Maybe they’ll listen to police officials instead.

So-called “red flag laws” have become a recent favorite of gun control activists, who portray them as a way to keep firearms out of “dangerous hands.” The laws empower judges to issue case-by-case firearm prohibition and confiscation orders, upon a petitioner’s showing that the respondent of the order poses a danger to themselves or others. The concept has at times held superficial appeal even to those who might normally support Second Amendment rights. But it’s constitutionality and efficacy wilt under close, critical scrutiny, which is why the NRA opposes the concept. Last week, an unusually revealing article by Bridge Michigan, an independent news source from the Wolverine State, brought another critical voice to the debate: that of the police who will actually be tasked with executing the orders. Entitled “Michigan police agencies sweating enforcement of ‘red flag’ gun laws,” it vividly underscores the difference between theory and practice when it comes to gun control.

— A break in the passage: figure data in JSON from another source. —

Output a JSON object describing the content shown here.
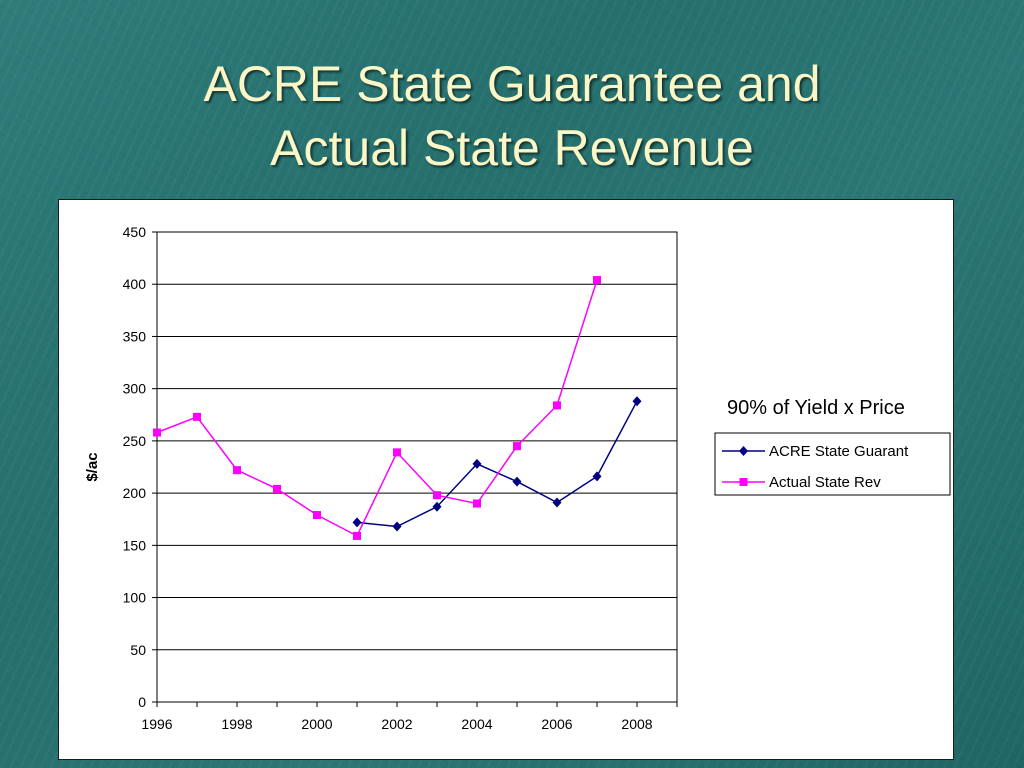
{
  "slide": {
    "title_line1": "ACRE State Guarantee and",
    "title_line2": "Actual State Revenue",
    "title_color": "#fbf6c6",
    "background_color": "#2a7573"
  },
  "chart_data": {
    "type": "line",
    "title": "",
    "subtitle": "90% of Yield x Price",
    "xlabel": "",
    "ylabel": "$/ac",
    "xlim": [
      1996,
      2009
    ],
    "ylim": [
      0,
      450
    ],
    "x_ticks": [
      "1996",
      "1998",
      "2000",
      "2002",
      "2004",
      "2006",
      "2008"
    ],
    "y_ticks": [
      "0",
      "50",
      "100",
      "150",
      "200",
      "250",
      "300",
      "350",
      "400",
      "450"
    ],
    "grid": "horizontal",
    "legend_position": "right",
    "series": [
      {
        "name": "ACRE State Guarant",
        "color": "#000080",
        "marker": "diamond",
        "x": [
          2001,
          2002,
          2003,
          2004,
          2005,
          2006,
          2007,
          2008
        ],
        "y": [
          172,
          168,
          187,
          228,
          211,
          191,
          216,
          288
        ]
      },
      {
        "name": "Actual State Rev",
        "color": "#ff00ff",
        "marker": "square",
        "x": [
          1996,
          1997,
          1998,
          1999,
          2000,
          2001,
          2002,
          2003,
          2004,
          2005,
          2006,
          2007
        ],
        "y": [
          258,
          273,
          222,
          204,
          179,
          159,
          239,
          198,
          190,
          245,
          284,
          404
        ]
      }
    ]
  }
}
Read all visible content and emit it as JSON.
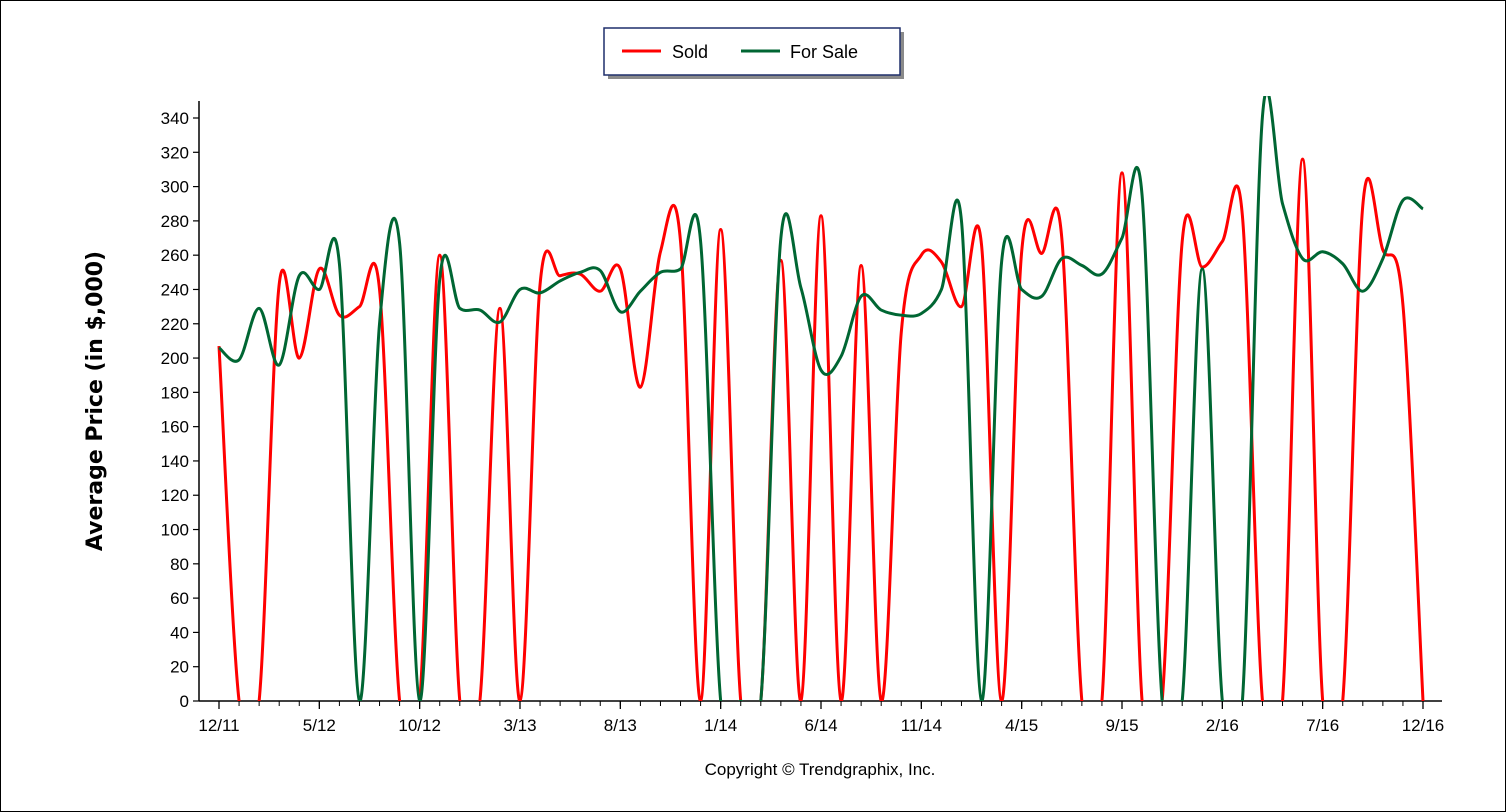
{
  "chart_data": {
    "type": "line",
    "ylabel": "Average Price (in $,000)",
    "xlabel": "",
    "title": "",
    "ylim": [
      0,
      340
    ],
    "yticks": [
      0,
      20,
      40,
      60,
      80,
      100,
      120,
      140,
      160,
      180,
      200,
      220,
      240,
      260,
      280,
      300,
      320,
      340
    ],
    "xtick_labels": [
      "12/11",
      "5/12",
      "10/12",
      "3/13",
      "8/13",
      "1/14",
      "6/14",
      "11/14",
      "4/15",
      "9/15",
      "2/16",
      "7/16",
      "12/16"
    ],
    "x": [
      "12/11",
      "1/12",
      "2/12",
      "3/12",
      "4/12",
      "5/12",
      "6/12",
      "7/12",
      "8/12",
      "9/12",
      "10/12",
      "11/12",
      "12/12",
      "1/13",
      "2/13",
      "3/13",
      "4/13",
      "5/13",
      "6/13",
      "7/13",
      "8/13",
      "9/13",
      "10/13",
      "11/13",
      "12/13",
      "1/14",
      "2/14",
      "3/14",
      "4/14",
      "5/14",
      "6/14",
      "7/14",
      "8/14",
      "9/14",
      "10/14",
      "11/14",
      "12/14",
      "1/15",
      "2/15",
      "3/15",
      "4/15",
      "5/15",
      "6/15",
      "7/15",
      "8/15",
      "9/15",
      "10/15",
      "11/15",
      "12/15",
      "1/16",
      "2/16",
      "3/16",
      "4/16",
      "5/16",
      "6/16",
      "7/16",
      "8/16",
      "9/16",
      "10/16",
      "11/16",
      "12/16"
    ],
    "legend_position": "top-center",
    "grid": false,
    "series": [
      {
        "name": "Sold",
        "color": "#ff0000",
        "values": [
          207,
          0,
          0,
          243,
          200,
          252,
          225,
          230,
          240,
          0,
          0,
          260,
          0,
          0,
          229,
          0,
          243,
          248,
          249,
          239,
          252,
          183,
          262,
          268,
          0,
          275,
          0,
          0,
          257,
          0,
          283,
          0,
          254,
          0,
          215,
          260,
          256,
          230,
          266,
          0,
          262,
          261,
          270,
          0,
          0,
          308,
          0,
          0,
          268,
          253,
          268,
          283,
          0,
          0,
          316,
          0,
          0,
          289,
          263,
          231,
          0
        ]
      },
      {
        "name": "For Sale",
        "color": "#006633",
        "values": [
          206,
          199,
          229,
          196,
          248,
          240,
          255,
          0,
          220,
          267,
          0,
          246,
          229,
          228,
          221,
          240,
          238,
          245,
          250,
          251,
          227,
          239,
          250,
          252,
          268,
          0,
          0,
          0,
          270,
          241,
          193,
          201,
          236,
          228,
          225,
          226,
          240,
          280,
          0,
          256,
          240,
          236,
          258,
          254,
          249,
          270,
          295,
          0,
          0,
          252,
          0,
          0,
          341,
          290,
          258,
          262,
          255,
          239,
          258,
          292,
          287
        ]
      }
    ]
  },
  "copyright": "Copyright © Trendgraphix, Inc."
}
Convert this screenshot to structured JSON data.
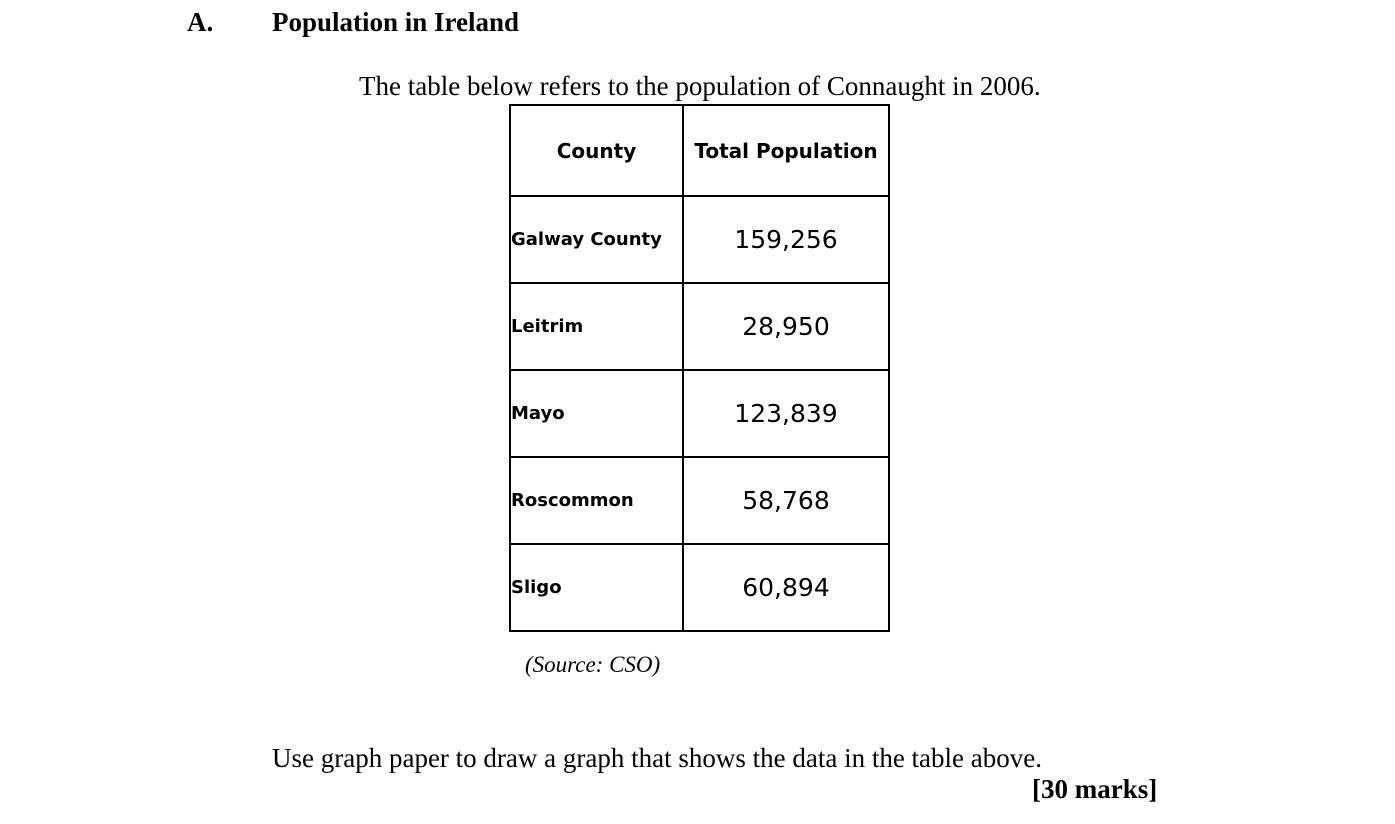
{
  "section": {
    "letter": "A.",
    "title": "Population in Ireland"
  },
  "intro": "The table below refers to the population of Connaught in 2006.",
  "table": {
    "headers": [
      "County",
      "Total Population"
    ],
    "rows": [
      [
        "Galway County",
        "159,256"
      ],
      [
        "Leitrim",
        "28,950"
      ],
      [
        "Mayo",
        "123,839"
      ],
      [
        "Roscommon",
        "58,768"
      ],
      [
        "Sligo",
        "60,894"
      ]
    ]
  },
  "source": "(Source: CSO)",
  "instruction": "Use graph paper to draw a graph that shows the data in the table above.",
  "marks": "[30 marks]"
}
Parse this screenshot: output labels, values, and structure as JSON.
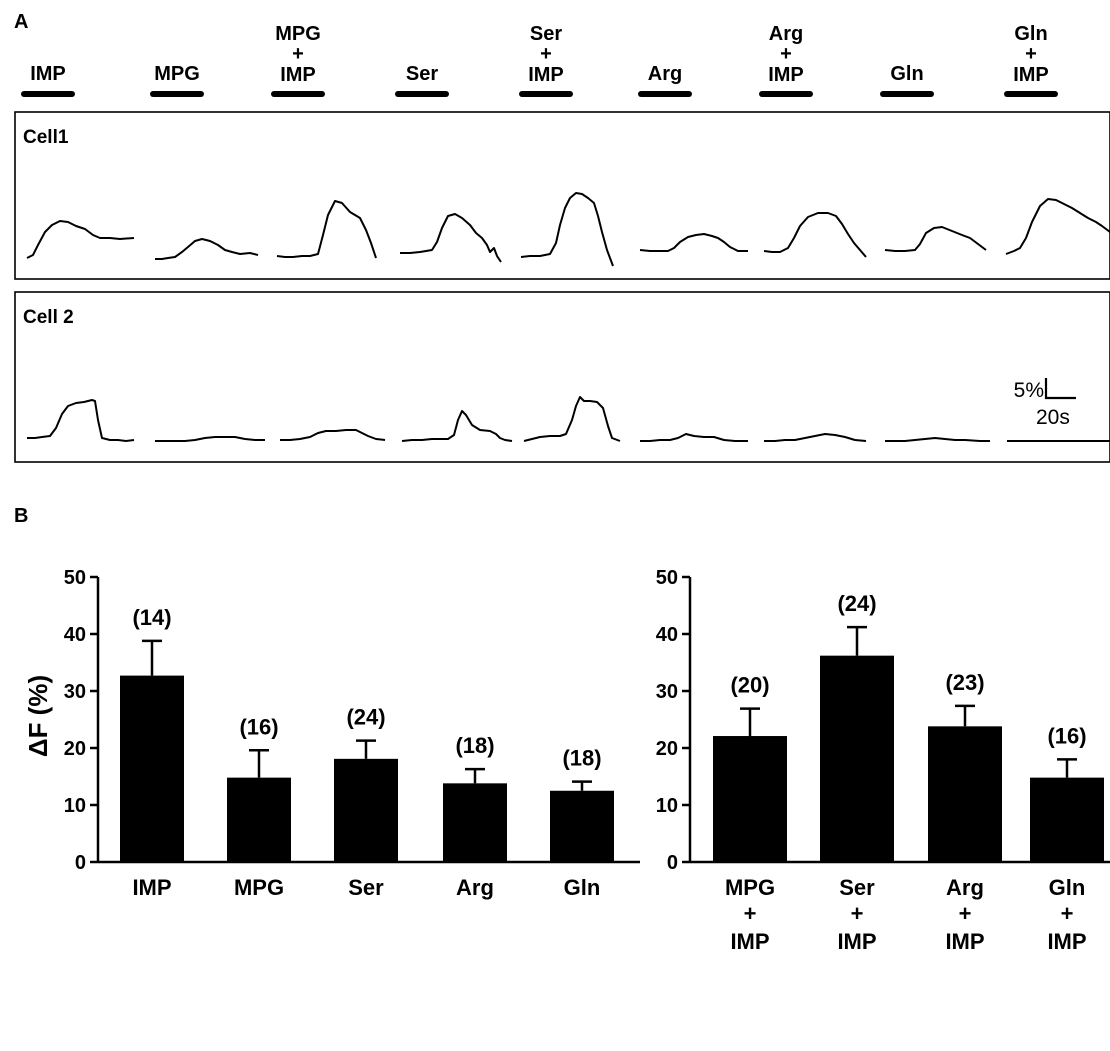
{
  "panel_a": {
    "letter": "A",
    "stimuli": [
      {
        "line1": "",
        "plus": "",
        "line2": "IMP"
      },
      {
        "line1": "",
        "plus": "",
        "line2": "MPG"
      },
      {
        "line1": "MPG",
        "plus": "+",
        "line2": "IMP"
      },
      {
        "line1": "",
        "plus": "",
        "line2": "Ser"
      },
      {
        "line1": "Ser",
        "plus": "+",
        "line2": "IMP"
      },
      {
        "line1": "",
        "plus": "",
        "line2": "Arg"
      },
      {
        "line1": "Arg",
        "plus": "+",
        "line2": "IMP"
      },
      {
        "line1": "",
        "plus": "",
        "line2": "Gln"
      },
      {
        "line1": "Gln",
        "plus": "+",
        "line2": "IMP"
      }
    ],
    "cells": [
      {
        "label": "Cell1"
      },
      {
        "label": "Cell 2"
      }
    ],
    "scale_bar": {
      "y_label": "5%",
      "x_label": "20s"
    }
  },
  "chart_data": [
    {
      "type": "bar",
      "panel": "B",
      "ylabel": "ΔF (%)",
      "ylim": [
        0,
        50
      ],
      "yticks": [
        "0",
        "10",
        "20",
        "30",
        "40",
        "50"
      ],
      "categories": [
        {
          "line1": "IMP",
          "plus": "",
          "line2": ""
        },
        {
          "line1": "MPG",
          "plus": "",
          "line2": ""
        },
        {
          "line1": "Ser",
          "plus": "",
          "line2": ""
        },
        {
          "line1": "Arg",
          "plus": "",
          "line2": ""
        },
        {
          "line1": "Gln",
          "plus": "",
          "line2": ""
        }
      ],
      "values": [
        32.7,
        14.8,
        18.1,
        13.8,
        12.5
      ],
      "errors": [
        6.1,
        4.8,
        3.2,
        2.5,
        1.6
      ],
      "n_labels": [
        "(14)",
        "(16)",
        "(24)",
        "(18)",
        "(18)"
      ]
    },
    {
      "type": "bar",
      "panel": "B",
      "ylabel": "",
      "ylim": [
        0,
        50
      ],
      "yticks": [
        "0",
        "10",
        "20",
        "30",
        "40",
        "50"
      ],
      "categories": [
        {
          "line1": "MPG",
          "plus": "+",
          "line2": "IMP"
        },
        {
          "line1": "Ser",
          "plus": "+",
          "line2": "IMP"
        },
        {
          "line1": "Arg",
          "plus": "+",
          "line2": "IMP"
        },
        {
          "line1": "Gln",
          "plus": "+",
          "line2": "IMP"
        }
      ],
      "values": [
        22.1,
        36.2,
        23.8,
        14.8
      ],
      "errors": [
        4.8,
        5.0,
        3.6,
        3.2
      ],
      "n_labels": [
        "(20)",
        "(24)",
        "(23)",
        "(16)"
      ]
    }
  ]
}
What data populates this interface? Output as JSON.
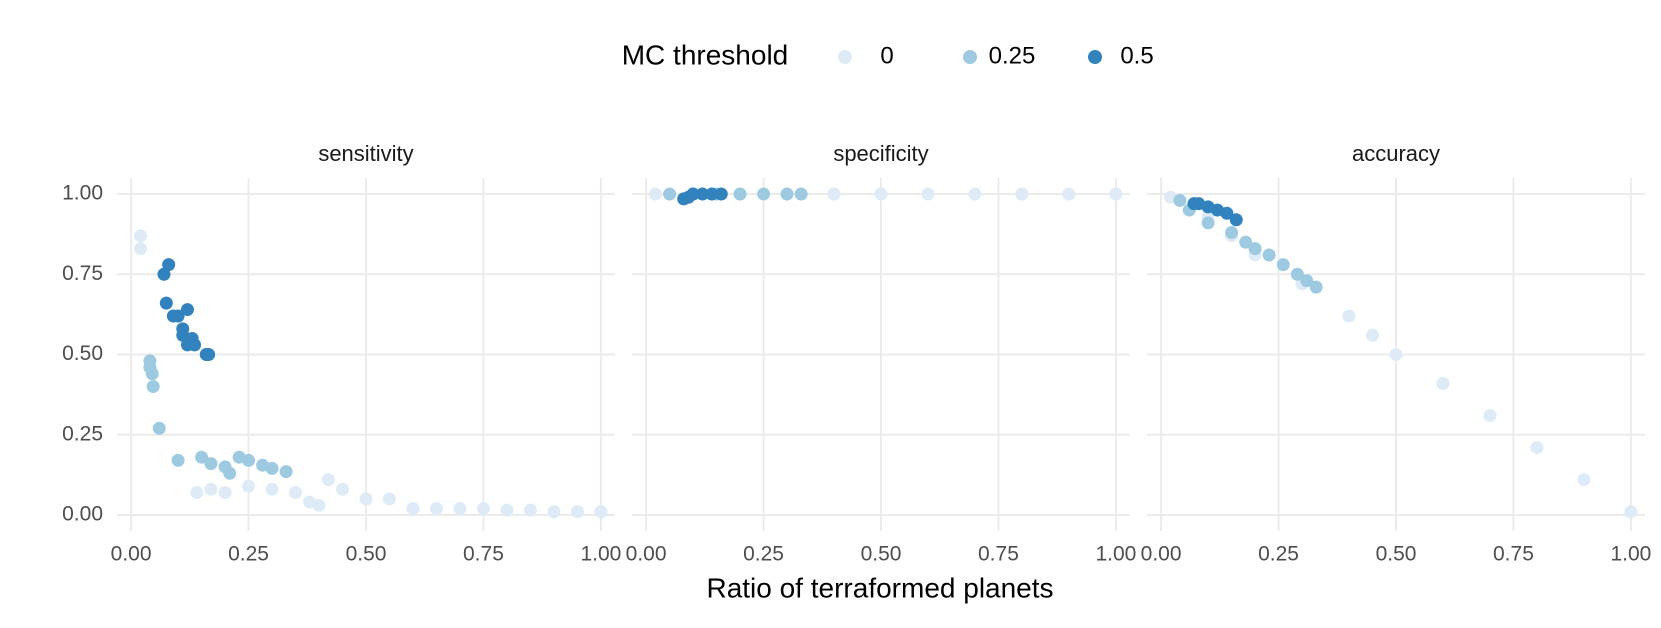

Among the officials quoted in the article is Robert Stevenson, executive director of the Michigan Association of Chiefs of Police. He said he supports the idea that people who are “not mentally balanced” should not have firearms, but he is concerned with the practicalities of how police will enforce Michigan’s new red flag law, which takes effect next spring. Stevenson offered several scenarios in which the supposedly “lifesaving” law could itself pose lethal risks.

As he explained to Bridge Michigan:

What happens if the person with the order tries to hurt the officers? What if the person who was deemed suicidal becomes overwhelmed and still poses harm to themselves when their guns are being seized? What if the individual with an order has to be detained by force or even be killed, due to the threat they pose?

From the citizen’s perspective, Stevenson said, it could be a case of: “We’re trying to save somebody in the family. We went to the police to save them, and they killed them.”

The Michigan lawmaker who introduced the state’s new red flag law claims that these concerns are overblown and that no one has been killed during the execution of a red flag order.

That must be a relief to the family of Gary J. Willis. Willis, you may recall, was killed when police showed up at his home to take his guns away. Do you really think that won’t happen again?

It should be noted that many of those who have their guns confiscated by law enforcement due to red flag laws most likely aren’t actually dangerous people. They’re just people who either scared a friend or family member or angered them.

Oh, yeah, let’s remember that the burden of proof for a red flag law is ridiculously low, all things considered. If you wanted to, you could just say they were a threat and describe some fictional scenario and get someone’s guns taken away.

Only, they don’t respond well and get killed instead.

Red flag laws sound great to a ton of people, but they’re really a terrible concept from start to finish.